Par Myriam BEN SALEM-MISSAOUI
Le drame du lycée de la ville de Mezzouna survenu lundi dernier en dit long sur l’état catastrophique de l’infrastructure scolaire. Comment expliquer cette nonchalance et que faire pour rendre nos établissements scolaires plus accueillants et plus sûrs?
La rue tunisienne est toujours sous le choc suite au drame survenu au lycée de la ville de Mezzouna, gouvernorat de Sidi Bouzid et ayant fait trois morts parmi les élèves. Certains observateurs pensent qu’il n’y a pas que les clôtures qui s’effondrent et causent morts et chagrin... on se contente de rafistoler jusqu’à ce que la tragédie vienne frapper aux portes de cette chose publique complètement abîmée par le temps et par les hommes. Continuons à regarder ailleurs, à faire semblant, à ignorer les urgences, à laisser ce bateau ivre s’engouffrer dans les abysses de l’ignorance et de l’insouciance, a publié sur sa page officielle l’universitaire Chiheb Boughedir.
Alors pourquoi tant de nonchalance dans l’entretien de l’infrastructure et comment nous n’avons pas pu prévenir un tel drame? Les établissements scolaires (écoles, collèges et lycées) accueillent chaque année 2,4 millions d’élèves, et ce, selon des données fournies par le ministère de l’Education. Ces élèves sont répartis comme suit: 1 million 92 mille 220 sont inscrits au cycle primaire, y compris ceux des classes préparatoires, et 1 million 262 mille 600 élèves inscrits aux collèges (enseignement général et technique) et lycées.
L’actuelle année scolaire a enregistré également une augmentation du nombre des classes (814 nouvelles classes) portant ainsi leur nombre total à 90 635, réparties en 37 892 classes au niveau primaire, y compris la classe préparatoire, et 52 743 classes aux collèges et lycées.
Selon les données du département de l’Education, une légère augmentation de 0,4 % a été enregistrée au niveau du nombre des enseignants (titulaires et contractuels), au cours de l’année scolaire en cours, soit une augmentation de 636 nouveaux enseignants, portant le nombre total d’enseignants à 154 mille 779.
Le nombre d’établissements éducatifs a augmenté, également, durant la rentrée scolaire 2024-2025. Ainsi, 37 nouveaux établissements ont vu le jour, portant leur nombre total à 6 163 établissements, selon la même source.

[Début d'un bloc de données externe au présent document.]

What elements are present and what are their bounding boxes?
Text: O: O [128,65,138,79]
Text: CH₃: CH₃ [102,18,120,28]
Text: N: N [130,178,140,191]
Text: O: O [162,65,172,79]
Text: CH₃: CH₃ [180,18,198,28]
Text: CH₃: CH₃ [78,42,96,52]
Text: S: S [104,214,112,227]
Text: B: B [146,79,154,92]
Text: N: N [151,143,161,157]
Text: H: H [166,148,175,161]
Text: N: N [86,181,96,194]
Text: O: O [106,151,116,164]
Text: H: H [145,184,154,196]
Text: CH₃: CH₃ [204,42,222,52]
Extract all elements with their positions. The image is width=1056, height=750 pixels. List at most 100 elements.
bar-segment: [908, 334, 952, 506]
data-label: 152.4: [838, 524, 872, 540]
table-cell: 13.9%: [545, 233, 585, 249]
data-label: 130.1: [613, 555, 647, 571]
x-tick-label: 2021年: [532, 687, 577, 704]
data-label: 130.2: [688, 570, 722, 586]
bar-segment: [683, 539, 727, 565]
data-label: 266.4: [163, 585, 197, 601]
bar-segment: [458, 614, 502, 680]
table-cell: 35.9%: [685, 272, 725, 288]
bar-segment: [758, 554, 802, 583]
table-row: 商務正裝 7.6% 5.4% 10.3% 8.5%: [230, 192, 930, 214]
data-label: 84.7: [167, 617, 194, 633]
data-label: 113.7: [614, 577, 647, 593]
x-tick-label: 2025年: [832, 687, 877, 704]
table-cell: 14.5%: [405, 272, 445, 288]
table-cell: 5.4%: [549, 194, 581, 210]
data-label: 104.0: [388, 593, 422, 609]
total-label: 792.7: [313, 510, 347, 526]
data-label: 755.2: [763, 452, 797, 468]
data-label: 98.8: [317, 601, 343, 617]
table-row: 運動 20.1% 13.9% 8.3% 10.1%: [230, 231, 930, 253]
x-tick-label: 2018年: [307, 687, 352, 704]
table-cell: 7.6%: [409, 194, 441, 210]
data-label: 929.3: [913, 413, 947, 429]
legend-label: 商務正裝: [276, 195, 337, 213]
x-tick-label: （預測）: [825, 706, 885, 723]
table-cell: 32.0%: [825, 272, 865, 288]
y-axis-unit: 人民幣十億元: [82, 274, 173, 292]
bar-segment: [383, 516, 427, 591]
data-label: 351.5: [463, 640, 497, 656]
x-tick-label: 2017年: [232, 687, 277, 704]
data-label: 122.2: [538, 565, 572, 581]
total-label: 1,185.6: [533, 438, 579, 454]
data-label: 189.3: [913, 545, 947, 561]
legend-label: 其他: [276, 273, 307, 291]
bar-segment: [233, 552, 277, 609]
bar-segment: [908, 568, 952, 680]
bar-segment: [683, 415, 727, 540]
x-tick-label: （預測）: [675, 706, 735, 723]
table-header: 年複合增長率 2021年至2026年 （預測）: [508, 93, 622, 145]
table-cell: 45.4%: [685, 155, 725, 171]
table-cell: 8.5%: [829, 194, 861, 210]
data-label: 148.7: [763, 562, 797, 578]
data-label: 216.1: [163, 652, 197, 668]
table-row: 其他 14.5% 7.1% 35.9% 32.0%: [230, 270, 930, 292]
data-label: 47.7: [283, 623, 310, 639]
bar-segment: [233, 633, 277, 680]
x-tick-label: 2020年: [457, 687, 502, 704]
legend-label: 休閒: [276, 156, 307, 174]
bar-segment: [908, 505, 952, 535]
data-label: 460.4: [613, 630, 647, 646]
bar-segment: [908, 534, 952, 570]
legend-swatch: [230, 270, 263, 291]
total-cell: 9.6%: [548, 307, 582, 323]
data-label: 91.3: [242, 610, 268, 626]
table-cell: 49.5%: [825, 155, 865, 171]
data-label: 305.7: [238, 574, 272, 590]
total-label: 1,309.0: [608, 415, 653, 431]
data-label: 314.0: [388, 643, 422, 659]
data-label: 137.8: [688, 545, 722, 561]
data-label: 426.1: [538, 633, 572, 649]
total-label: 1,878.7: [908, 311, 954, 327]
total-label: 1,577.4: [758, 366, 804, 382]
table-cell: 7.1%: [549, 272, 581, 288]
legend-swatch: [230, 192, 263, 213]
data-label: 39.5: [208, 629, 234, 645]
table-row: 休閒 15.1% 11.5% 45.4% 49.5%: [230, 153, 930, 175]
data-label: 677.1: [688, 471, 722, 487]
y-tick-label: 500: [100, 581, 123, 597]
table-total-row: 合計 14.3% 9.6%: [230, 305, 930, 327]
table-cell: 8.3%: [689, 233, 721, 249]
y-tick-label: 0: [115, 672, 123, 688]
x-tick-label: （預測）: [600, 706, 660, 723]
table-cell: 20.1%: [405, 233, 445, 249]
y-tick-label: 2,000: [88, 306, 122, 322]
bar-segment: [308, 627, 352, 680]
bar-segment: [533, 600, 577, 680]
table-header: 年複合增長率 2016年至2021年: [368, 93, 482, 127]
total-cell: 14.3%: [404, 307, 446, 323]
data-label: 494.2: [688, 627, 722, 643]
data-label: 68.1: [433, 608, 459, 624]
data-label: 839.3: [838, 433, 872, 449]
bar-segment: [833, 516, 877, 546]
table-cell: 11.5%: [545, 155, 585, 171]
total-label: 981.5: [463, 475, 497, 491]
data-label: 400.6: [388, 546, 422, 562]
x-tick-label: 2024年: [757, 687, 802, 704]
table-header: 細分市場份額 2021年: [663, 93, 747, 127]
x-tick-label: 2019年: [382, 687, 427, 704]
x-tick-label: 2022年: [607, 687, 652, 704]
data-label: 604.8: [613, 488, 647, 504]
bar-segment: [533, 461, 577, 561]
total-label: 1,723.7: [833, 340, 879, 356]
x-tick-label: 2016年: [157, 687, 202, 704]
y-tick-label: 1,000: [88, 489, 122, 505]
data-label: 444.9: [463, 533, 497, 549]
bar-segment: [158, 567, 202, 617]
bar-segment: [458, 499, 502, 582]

Tous les avis sont en outre unanimes que l’infrastructure scolaire est peu accueillante et représente parfois même un danger. S’agit-il, de fait, d’un manque de moyens ou d’une mauvaise gestion dans l’entretien de ces établissements ?
Rééquilibrer les dépenses …
Interrogé à ce sujet, l’expert en économie et en finances, Mohamed Salah Jennadi nous a confié: «Même si lors de la plénière consacrée à l’examen du budget du ministère de l’Education au mois de novembre dernier et ce pour l’exercice de l’année 2025, le ministre avait annoncé que ce budget prévoit des rénovations scolaires, surtout dans les zones rurales, et la construction de nouveaux établissements, l’on se demande pourquoi certains établissements scolaires n’ont pas bénéficié de ces lignes destinées à l’entretien de cette infrastructure. Avec un budget estimé à 8044 millions de dinars, théoriquement le ministère de l’Education dispose des moyens nécessaires pour moderniser les établissements scolaires. En pratique, la grande partie de ce budget est destinée à la masse salariale. Donc, il faut rééquilibrer les dépenses destinées au secteur de l’enseignement. Aussi, il faut mettre le secteur au cœur des priorités de l’Etat et lui allouer les fonds nécessaires à sa modernisation».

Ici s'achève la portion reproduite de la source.